The engine roars beneath us as he adds, “Every second matters. If they screw this up, they’ll wish they never laid eyes on me.”

But when we arrive and the steel doors slam shut behind us, I don’t care what happens to me. Just—please. Not the baby.

The fluorescent lights are too bright, and the antiseptic stings my nose. Nico’s grip is iron-tight, his other hand firm at the small of my back as nurses rush in. They talk in clipped codes—BP dropping, fetal distress, O-negative stat, but their eyes keep darting to the soldiers in the hall. To the glint of steel beneath Nico’s open shirt.

A young resident steps too close, her fingers cold on my wrist. “We need to get her to?—”

Nico’s knife is at her throat before she finishes. “Touch her again without my permission,” he murmurs, “and I’ll rip out your intestines for fun.”

The room freezes.

I bite back a scream as another contraction rips through me. “Nico.” He doesn’t lower the blade.

“Nico, let them work, or I’ll gut you.”

A beat. Then he smiles mirthlessly before he sheaths the knife. “Do your job. Carefully.”

They rush me to delivery, Nico’s men flanking the gurney, alert and watchful. He doesn’t let go of my hand, not when they strap monitors to my belly, not when the obstetrician barks about emergency C-sections.

“Look at me,” Nico growls as my vision blurs.

“Fuck you…”

“Look. At. Me.”

I do. His eyes are onyx fire, his jaw set like he can absorb every ounce of my pain and make it his own.

“You don’t get to quit.”

“Wasn’t planning to.”

Antonio’s gloves are bloody as he interrupts. “Breech. Cords wrapped. We need to move now?—”

Nico’s palm slams the wall. “You said stable. You said monitor.”

“Nico!” I seize his wrist, dragging his focus back. “Let. Them. Save. Him.”

He stills. “Him?”

A ghost of a laugh tears out of me. “You didn’t know?”

For the first time in years, Nico Caputo looks afraid.

They prep me fast—oxygen, monitors, a blur of voices. Someone says epidural, and I agree. I want to be awake. I need to be.

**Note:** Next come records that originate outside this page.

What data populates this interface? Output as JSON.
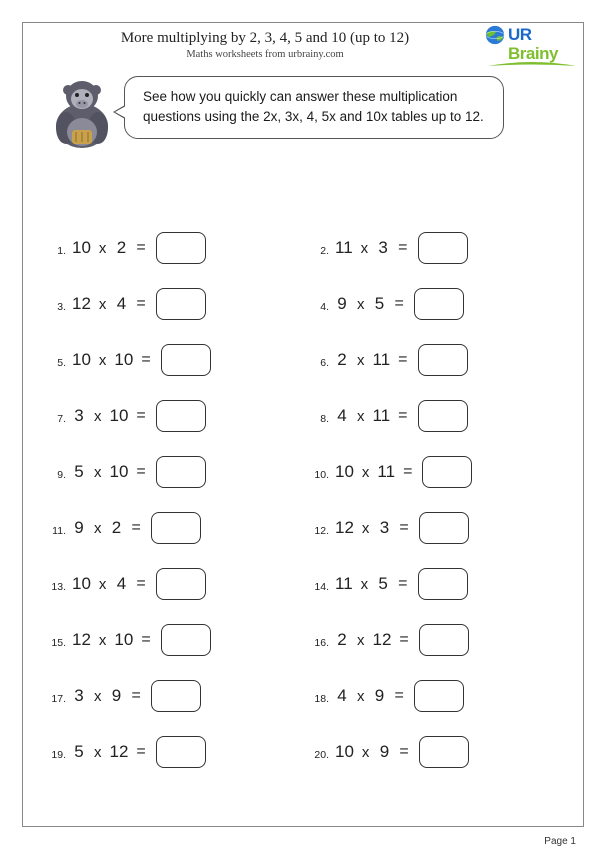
{
  "page": {
    "title": "More multiplying by 2, 3, 4, 5 and 10 (up to 12)",
    "subtitle": "Maths worksheets from urbrainy.com",
    "footer": "Page 1",
    "border_color": "#888888",
    "background": "#ffffff"
  },
  "logo": {
    "line1": "UR",
    "line2": "Brainy",
    "color_ur": "#1a68c9",
    "color_brainy": "#7fbf2f",
    "globe_blue": "#2a7ad6",
    "globe_green": "#6fbf2f"
  },
  "instructions": {
    "text": "See how you quickly can answer these multiplication questions using the 2x, 3x, 4, 5x and 10x tables up to 12.",
    "fontsize": 13.5,
    "border_color": "#555555"
  },
  "mascot": {
    "name": "gorilla",
    "body_color": "#6a6a78",
    "face_color": "#b0b0bc",
    "accent_color": "#c9a14a"
  },
  "worksheet": {
    "answer_box": {
      "width": 50,
      "height": 32,
      "border_radius": 8,
      "border_color": "#333333"
    },
    "expr_fontsize": 17,
    "num_fontsize": 10.5,
    "operator": "x",
    "equals": "=",
    "questions": [
      {
        "n": 1,
        "a": 10,
        "b": 2
      },
      {
        "n": 2,
        "a": 11,
        "b": 3
      },
      {
        "n": 3,
        "a": 12,
        "b": 4
      },
      {
        "n": 4,
        "a": 9,
        "b": 5
      },
      {
        "n": 5,
        "a": 10,
        "b": 10
      },
      {
        "n": 6,
        "a": 2,
        "b": 11
      },
      {
        "n": 7,
        "a": 3,
        "b": 10
      },
      {
        "n": 8,
        "a": 4,
        "b": 11
      },
      {
        "n": 9,
        "a": 5,
        "b": 10
      },
      {
        "n": 10,
        "a": 10,
        "b": 11
      },
      {
        "n": 11,
        "a": 9,
        "b": 2
      },
      {
        "n": 12,
        "a": 12,
        "b": 3
      },
      {
        "n": 13,
        "a": 10,
        "b": 4
      },
      {
        "n": 14,
        "a": 11,
        "b": 5
      },
      {
        "n": 15,
        "a": 12,
        "b": 10
      },
      {
        "n": 16,
        "a": 2,
        "b": 12
      },
      {
        "n": 17,
        "a": 3,
        "b": 9
      },
      {
        "n": 18,
        "a": 4,
        "b": 9
      },
      {
        "n": 19,
        "a": 5,
        "b": 12
      },
      {
        "n": 20,
        "a": 10,
        "b": 9
      }
    ]
  }
}
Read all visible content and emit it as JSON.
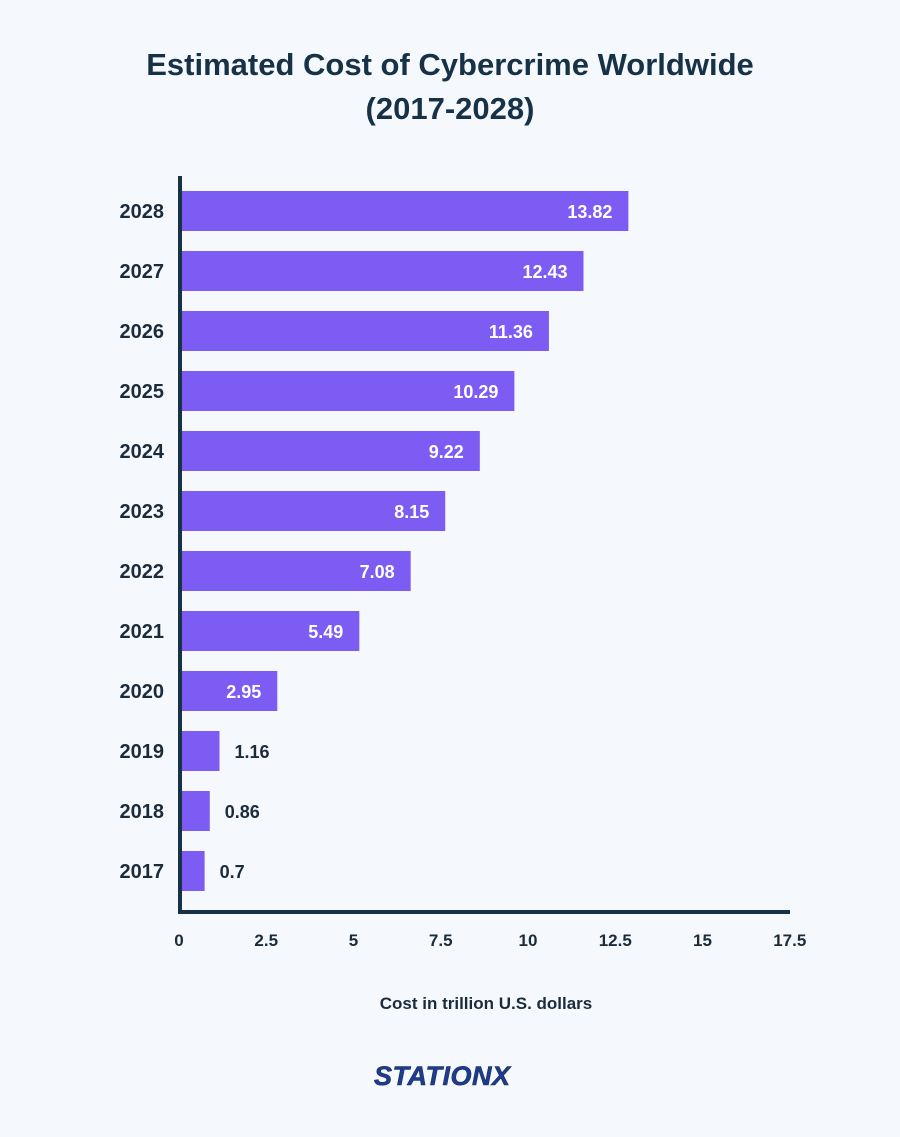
{
  "chart_data": {
    "type": "bar",
    "orientation": "horizontal",
    "title": "Estimated Cost of Cybercrime Worldwide",
    "subtitle": "(2017-2028)",
    "xlabel": "Cost in trillion U.S. dollars",
    "ylabel": "",
    "xlim": [
      0,
      17.5
    ],
    "xticks": [
      "0",
      "2.5",
      "5",
      "7.5",
      "10",
      "12.5",
      "15",
      "17.5"
    ],
    "categories": [
      "2028",
      "2027",
      "2026",
      "2025",
      "2024",
      "2023",
      "2022",
      "2021",
      "2020",
      "2019",
      "2018",
      "2017"
    ],
    "values": [
      13.82,
      12.43,
      11.36,
      10.29,
      9.22,
      8.15,
      7.08,
      5.49,
      2.95,
      1.16,
      0.86,
      0.7
    ],
    "data_labels": [
      "13.82",
      "12.43",
      "11.36",
      "10.29",
      "9.22",
      "8.15",
      "7.08",
      "5.49",
      "2.95",
      "1.16",
      "0.86",
      "0.7"
    ],
    "bar_color": "#7c5cf3",
    "axis_color": "#173247",
    "grid": false,
    "legend": "none"
  },
  "brand": {
    "logo_text": "STATIONX",
    "primary": "#1f3a93",
    "accent": "#173247"
  }
}
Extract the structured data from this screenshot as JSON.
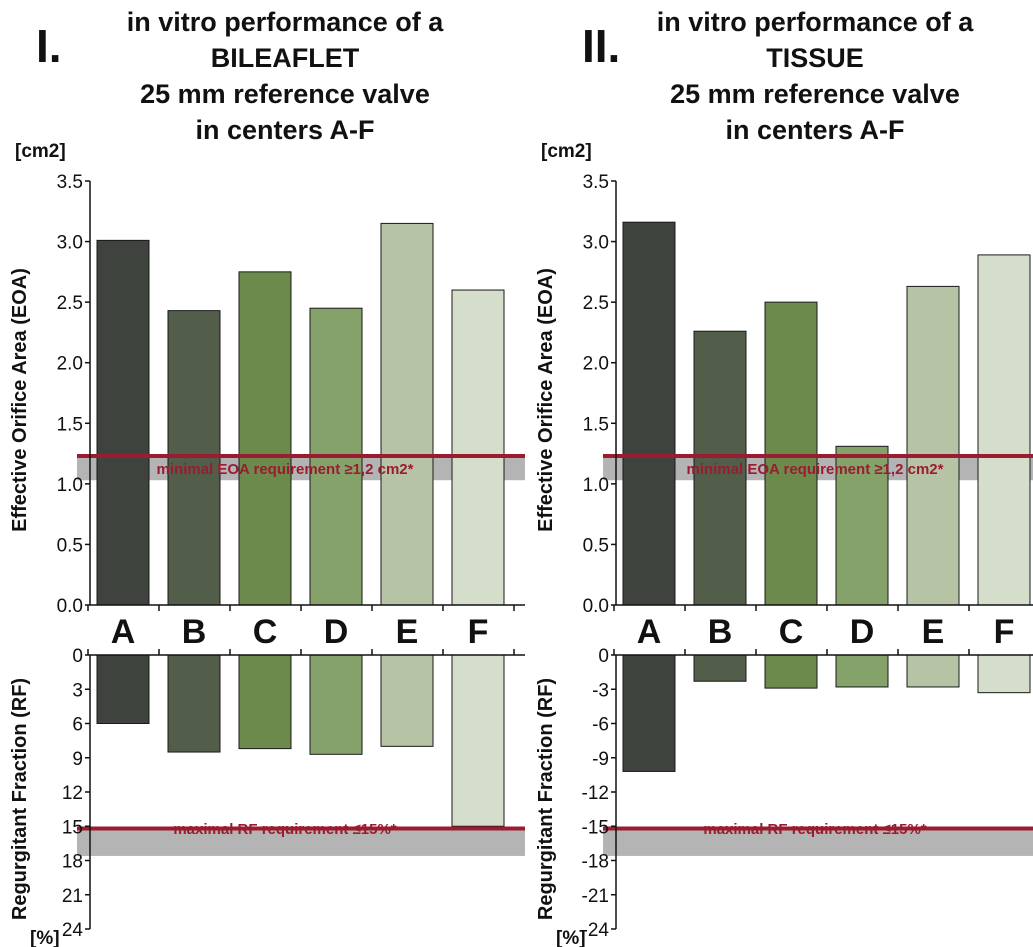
{
  "chart_data": [
    {
      "panel": "I.",
      "title_lines": [
        "in vitro performance of a",
        "BILEAFLET",
        "25 mm reference valve",
        "in centers A-F"
      ],
      "type": "bar",
      "categories": [
        "A",
        "B",
        "C",
        "D",
        "E",
        "F"
      ],
      "colors": [
        "#3f433d",
        "#525e4a",
        "#6b8a4c",
        "#84a26a",
        "#b6c4a5",
        "#d5ddcb"
      ],
      "eoa": {
        "ylabel": "Effective Orifice Area (EOA)",
        "unit": "[cm2]",
        "ylim": [
          0,
          3.5
        ],
        "ticks": [
          "0.0",
          "0.5",
          "1.0",
          "1.5",
          "2.0",
          "2.5",
          "3.0",
          "3.5"
        ],
        "values": [
          3.01,
          2.43,
          2.75,
          2.45,
          3.15,
          2.6
        ],
        "requirement_line": 1.23,
        "requirement_band": [
          1.03,
          1.23
        ],
        "requirement_label": "minimal EOA requirement ≥1,2 cm2*"
      },
      "rf": {
        "ylabel": "Regurgitant Fraction (RF)",
        "unit": "[%]",
        "ylim": [
          0,
          24
        ],
        "ticks": [
          "0",
          "3",
          "6",
          "9",
          "12",
          "15",
          "18",
          "21",
          "24"
        ],
        "values": [
          6.0,
          8.5,
          8.2,
          8.7,
          8.0,
          15.0
        ],
        "requirement_line": 15.2,
        "requirement_band": [
          15.2,
          17.6
        ],
        "requirement_label": "maximal RF requirement ≤15%*"
      }
    },
    {
      "panel": "II.",
      "title_lines": [
        "in vitro performance of a",
        "TISSUE",
        "25 mm reference valve",
        "in centers A-F"
      ],
      "type": "bar",
      "categories": [
        "A",
        "B",
        "C",
        "D",
        "E",
        "F"
      ],
      "colors": [
        "#3f433d",
        "#525e4a",
        "#6b8a4c",
        "#84a26a",
        "#b6c4a5",
        "#d5ddcb"
      ],
      "eoa": {
        "ylabel": "Effective Orifice Area (EOA)",
        "unit": "[cm2]",
        "ylim": [
          0,
          3.5
        ],
        "ticks": [
          "0.0",
          "0.5",
          "1.0",
          "1.5",
          "2.0",
          "2.5",
          "3.0",
          "3.5"
        ],
        "values": [
          3.16,
          2.26,
          2.5,
          1.31,
          2.63,
          2.89
        ],
        "requirement_line": 1.23,
        "requirement_band": [
          1.03,
          1.23
        ],
        "requirement_label": "minimal EOA requirement ≥1,2 cm2*"
      },
      "rf": {
        "ylabel": "Regurgitant Fraction (RF)",
        "unit": "[%]",
        "ylim": [
          0,
          -24
        ],
        "ticks": [
          "0",
          "-3",
          "-6",
          "-9",
          "-12",
          "-15",
          "-18",
          "-21",
          "-24"
        ],
        "values": [
          -10.2,
          -2.3,
          -2.9,
          -2.8,
          -2.8,
          -3.3
        ],
        "requirement_line": -15.2,
        "requirement_band": [
          -15.2,
          -17.6
        ],
        "requirement_label": "maximal RF requirement ≤15%*"
      }
    }
  ]
}
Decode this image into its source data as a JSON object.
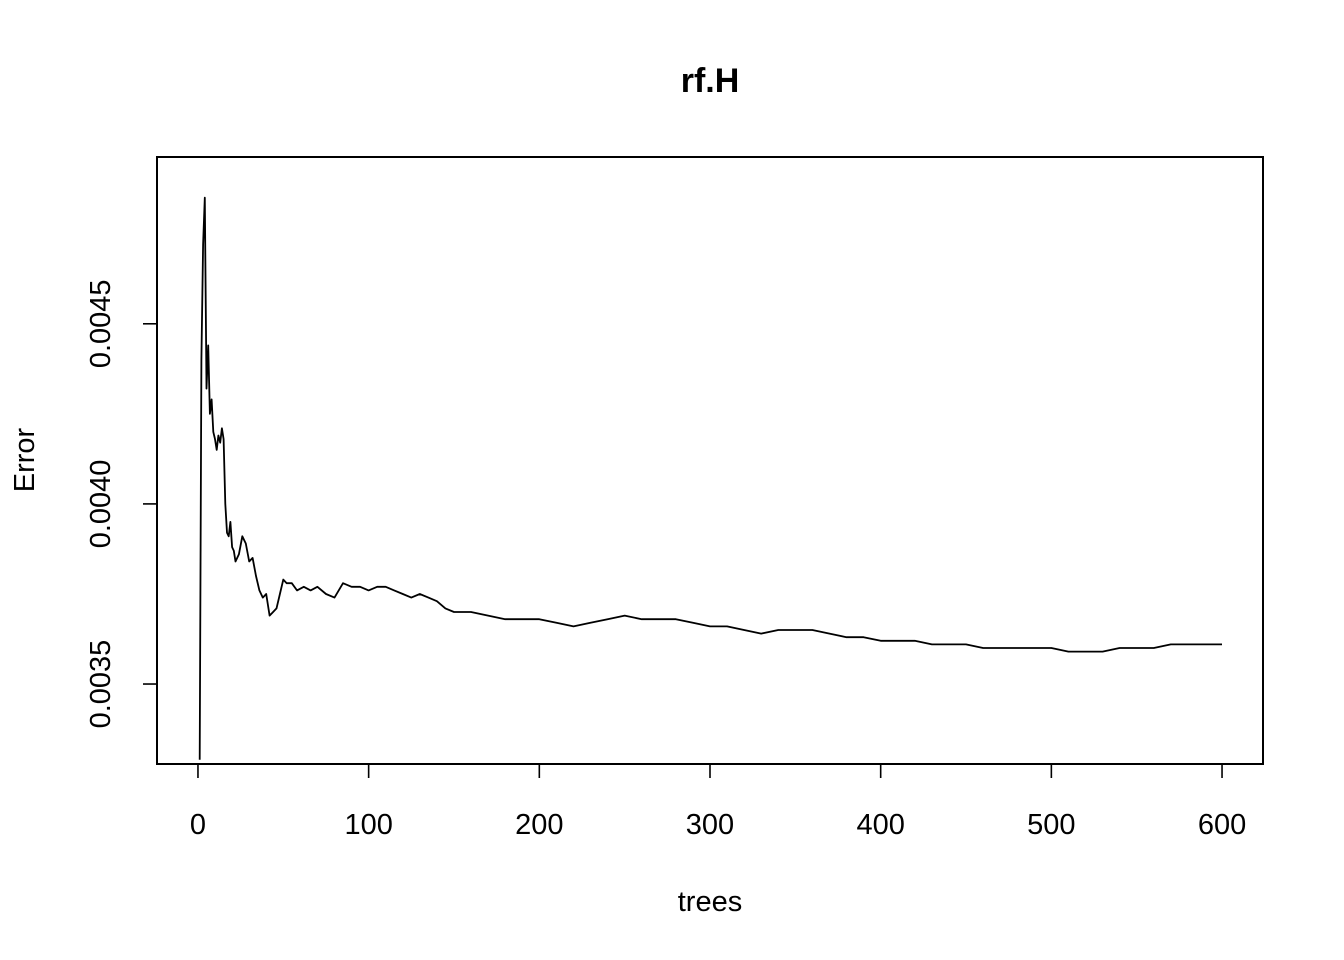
{
  "chart_data": {
    "type": "line",
    "title": "rf.H",
    "xlabel": "trees",
    "ylabel": "Error",
    "xlim": [
      -24,
      624
    ],
    "ylim": [
      0.003278,
      0.004963
    ],
    "x_ticks": [
      0,
      100,
      200,
      300,
      400,
      500,
      600
    ],
    "x_tick_labels": [
      "0",
      "100",
      "200",
      "300",
      "400",
      "500",
      "600"
    ],
    "y_ticks": [
      0.0035,
      0.004,
      0.0045
    ],
    "y_tick_labels": [
      "0.0035",
      "0.0040",
      "0.0045"
    ],
    "grid": false,
    "legend": "none",
    "series": [
      {
        "x": [
          1,
          2,
          3,
          4,
          5,
          6,
          7,
          8,
          9,
          10,
          11,
          12,
          13,
          14,
          15,
          16,
          17,
          18,
          19,
          20,
          21,
          22,
          24,
          26,
          28,
          30,
          32,
          34,
          36,
          38,
          40,
          42,
          44,
          46,
          48,
          50,
          52,
          55,
          58,
          62,
          66,
          70,
          75,
          80,
          85,
          90,
          95,
          100,
          105,
          110,
          115,
          120,
          125,
          130,
          135,
          140,
          145,
          150,
          160,
          170,
          180,
          190,
          200,
          210,
          220,
          230,
          240,
          250,
          260,
          270,
          280,
          290,
          300,
          310,
          320,
          330,
          340,
          350,
          360,
          370,
          380,
          390,
          400,
          410,
          420,
          430,
          440,
          450,
          460,
          470,
          480,
          490,
          500,
          510,
          520,
          530,
          540,
          550,
          560,
          570,
          580,
          590,
          600
        ],
        "y": [
          0.00329,
          0.0044,
          0.00472,
          0.00485,
          0.00432,
          0.00444,
          0.00425,
          0.00429,
          0.0042,
          0.00418,
          0.00415,
          0.00419,
          0.00417,
          0.00421,
          0.00418,
          0.004,
          0.00392,
          0.00391,
          0.00395,
          0.00388,
          0.00387,
          0.00384,
          0.00386,
          0.00391,
          0.00389,
          0.00384,
          0.00385,
          0.0038,
          0.00376,
          0.00374,
          0.00375,
          0.00369,
          0.0037,
          0.00371,
          0.00375,
          0.00379,
          0.00378,
          0.00378,
          0.00376,
          0.00377,
          0.00376,
          0.00377,
          0.00375,
          0.00374,
          0.00378,
          0.00377,
          0.00377,
          0.00376,
          0.00377,
          0.00377,
          0.00376,
          0.00375,
          0.00374,
          0.00375,
          0.00374,
          0.00373,
          0.00371,
          0.0037,
          0.0037,
          0.00369,
          0.00368,
          0.00368,
          0.00368,
          0.00367,
          0.00366,
          0.00367,
          0.00368,
          0.00369,
          0.00368,
          0.00368,
          0.00368,
          0.00367,
          0.00366,
          0.00366,
          0.00365,
          0.00364,
          0.00365,
          0.00365,
          0.00365,
          0.00364,
          0.00363,
          0.00363,
          0.00362,
          0.00362,
          0.00362,
          0.00361,
          0.00361,
          0.00361,
          0.0036,
          0.0036,
          0.0036,
          0.0036,
          0.0036,
          0.00359,
          0.00359,
          0.00359,
          0.0036,
          0.0036,
          0.0036,
          0.00361,
          0.00361,
          0.00361,
          0.00361
        ]
      }
    ]
  }
}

The cold hits my spine, and I count backwards while the numbness creeps down, slow and deliberate.

When they slice me open, I don’t feel the cut. Just pressure, then a hollow void, and a wail that splits the universe.

Crying. He’s crying.

Nico’s thumb strokes my cheekbone as they lift him—tiny, furious, alive—and something wet slides down his face. He doesn’t wipe it away.